Signs That Something Is Wrong
Knowing what’s normal makes it easier to spot problems. Here are the key things to watch for:
- Discharge outside of heat: A spayed dog should have no vulvar discharge. In intact dogs, discharge between cycles is also abnormal. Puppy vaginitis can cause small amounts of clear to cloudy, sticky discharge with occasional licking, but even this warrants a vet check.
- Redness or irritation around the skin folds: Skin fold dermatitis around the vulva shows up as red, moist, hairless skin that may smell bad. In severe cases, the folds can trap pus or debris, leading to erosion or ulceration of the skin. Breeds with heavy skin folds (bulldogs, pugs, shar-peis) are particularly prone.
- Swelling without a heat cycle: If a spayed dog’s vulva suddenly looks swollen, or an intact dog has vulvar swelling at an unusual time, it could signal infection, an allergic reaction, or another issue.
- A visible mass or protrusion: The most common sign of vulvar or vaginal tumors in dogs is discharge or a mass visibly protruding from the vulva. Any new lump, bump, or tissue sticking out from the opening needs veterinary evaluation.

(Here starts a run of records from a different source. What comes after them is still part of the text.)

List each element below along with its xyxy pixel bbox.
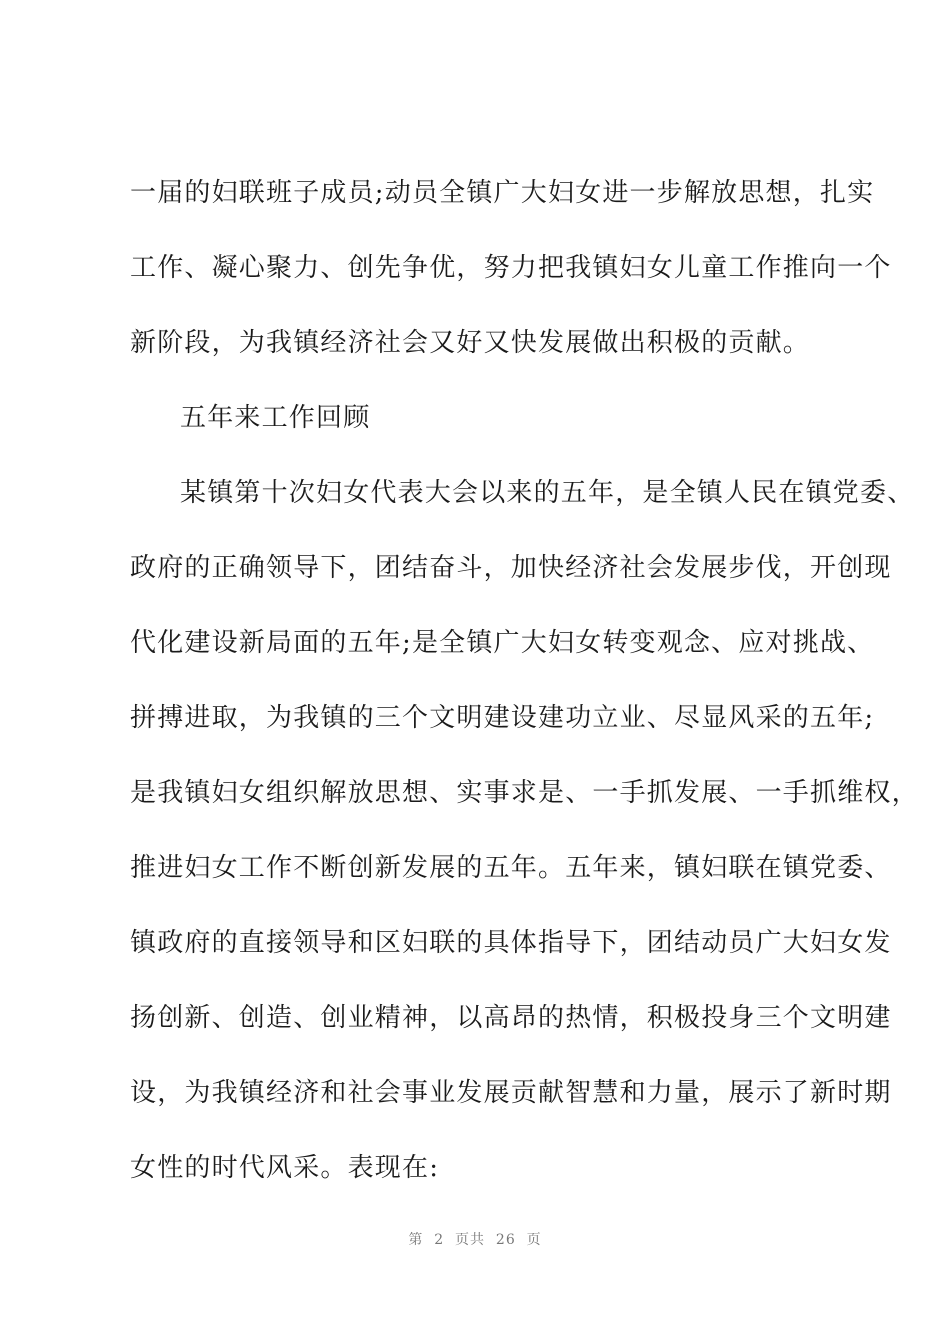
section-heading: 五年来工作回顾	[180, 403, 371, 433]
paragraph-line: 设，为我镇经济和社会事业发展贡献智慧和力量，展示了新时期	[130, 1078, 892, 1108]
paragraph-line: 是我镇妇女组织解放思想、实事求是、一手抓发展、一手抓维权，	[130, 778, 919, 808]
paragraph-line: 新阶段，为我镇经济社会又好又快发展做出积极的贡献。	[130, 328, 811, 358]
paragraph-line: 代化建设新局面的五年;是全镇广大妇女转变观念、应对挑战、	[130, 628, 875, 658]
paragraph-line: 某镇第十次妇女代表大会以来的五年，是全镇人民在镇党委、	[180, 478, 915, 508]
paragraph-line: 女性的时代风采。表现在:	[130, 1153, 440, 1183]
paragraph-line: 扬创新、创造、创业精神，以高昂的热情，积极投身三个文明建	[130, 1003, 892, 1033]
page-number-footer: 第 2 页共 26 页	[408, 1232, 542, 1248]
paragraph-line: 推进妇女工作不断创新发展的五年。五年来，镇妇联在镇党委、	[130, 853, 892, 883]
paragraph-line: 拼搏进取，为我镇的三个文明建设建功立业、尽显风采的五年;	[130, 703, 875, 733]
paragraph-line: 镇政府的直接领导和区妇联的具体指导下，团结动员广大妇女发	[130, 928, 892, 958]
paragraph-line: 工作、凝心聚力、创先争优，努力把我镇妇女儿童工作推向一个	[130, 253, 892, 283]
paragraph-line: 一届的妇联班子成员;动员全镇广大妇女进一步解放思想，扎实	[130, 178, 875, 208]
paragraph-line: 政府的正确领导下，团结奋斗，加快经济社会发展步伐，开创现	[130, 553, 892, 583]
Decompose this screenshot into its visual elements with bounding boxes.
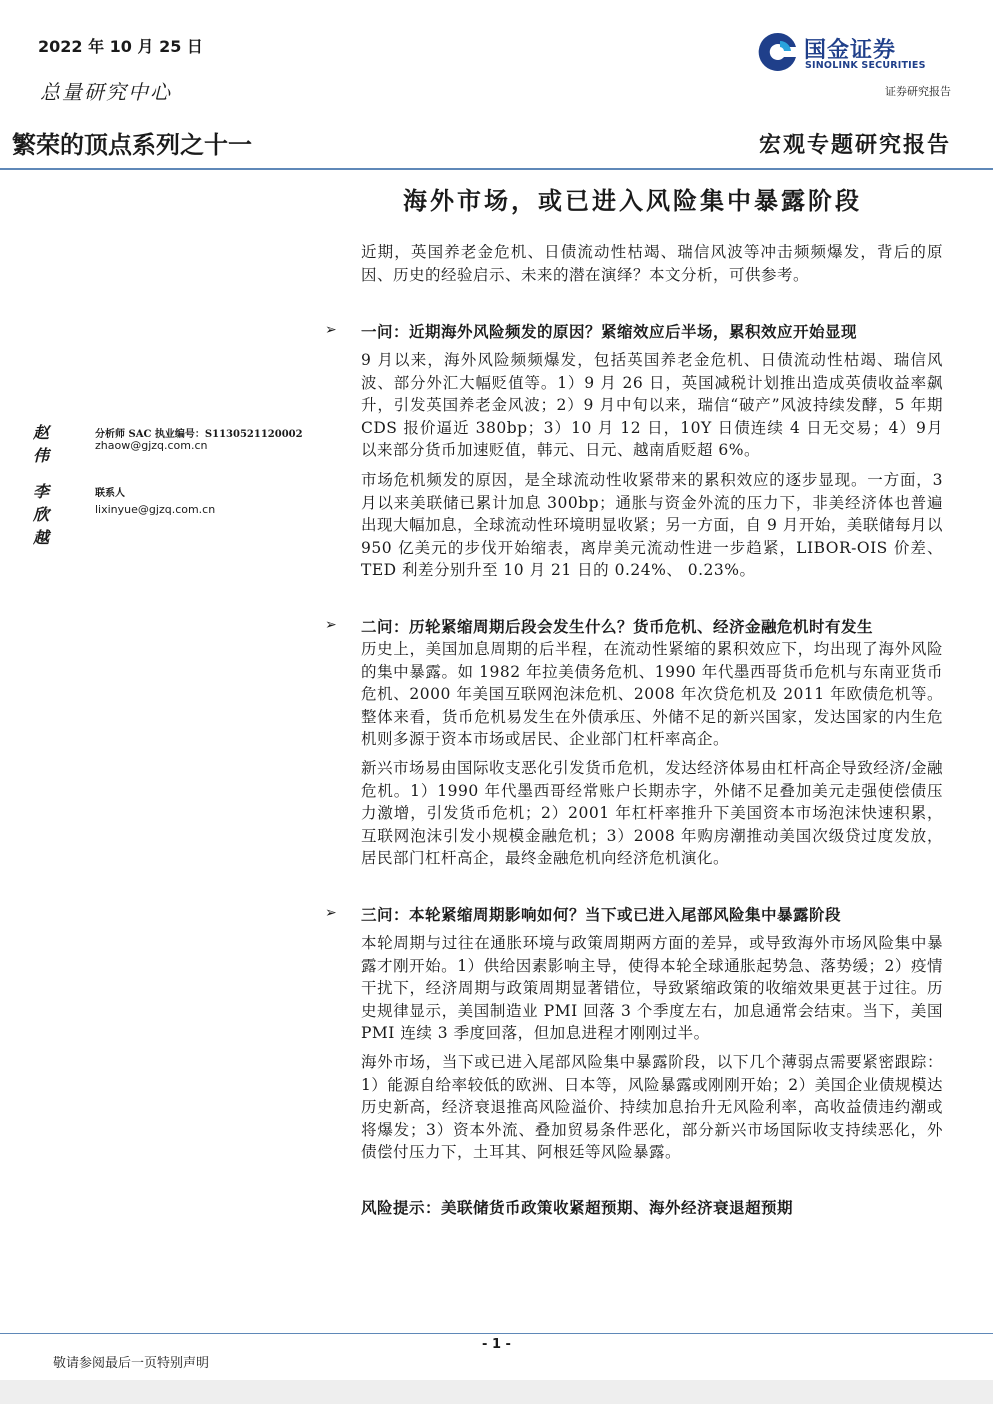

- Scooting or frequent urination: These behaviors alongside vulvar licking can indicate vaginitis, urinary tract infection, or anatomical problems like a recessed vulva trapping moisture and bacteria.
The Recessed Vulva
A recessed vulva is one of the most commonly overlooked anatomical variants in female dogs. The vulva sits partially or fully hidden within surrounding skin folds instead of being visible and exposed to air. It can be tricky to identify because many owners assume their dog’s anatomy is just how it’s supposed to look, especially if the dog has always appeared that way.
The problem with a recessed vulva isn’t cosmetic. When the vulva is buried in skin folds, moisture and bacteria get trapped against the tissue. This creates a warm, damp environment that promotes chronic urinary tract infections, vaginitis, and skin fold dermatitis. Some dogs with a recessed vulva also leak urine while resting or sleeping, which compounds the irritation. If your dog has recurring urinary infections or persistent vulvar discharge with no other clear cause, the vulva’s conformation is worth examining. Gently parting the skin folds around the vulva should let you see whether the structure is tucked inward rather than sitting flush with the body surface.
What to Look for by Age
In young puppies, the vulva is very small and can be hard to locate, especially in fluffy breeds. It appears as a tiny fleshy bump with a slit, positioned below the anus. At this age, it’s normal for the vulva to look understated.
As the dog reaches sexual maturity (typically between six and twelve months, though large breeds may take longer), the vulva grows along with the rest of the body. In intact dogs, the first heat cycle causes a notable increase in vulvar size that partially persists afterward. Each subsequent cycle can continue to mature the tissue slightly. Dogs spayed before their first heat may retain a more juvenile-looking vulva throughout life, which is normal as long as it isn’t causing secondary problems like recurrent infections.
In senior dogs, the vulvar tissue may gradually lose tone and appear slightly looser or thinner, similar to how skin changes with age elsewhere on the body. As long as the area remains clean, free of discharge, and not irritated, age-related changes are generally unremarkable.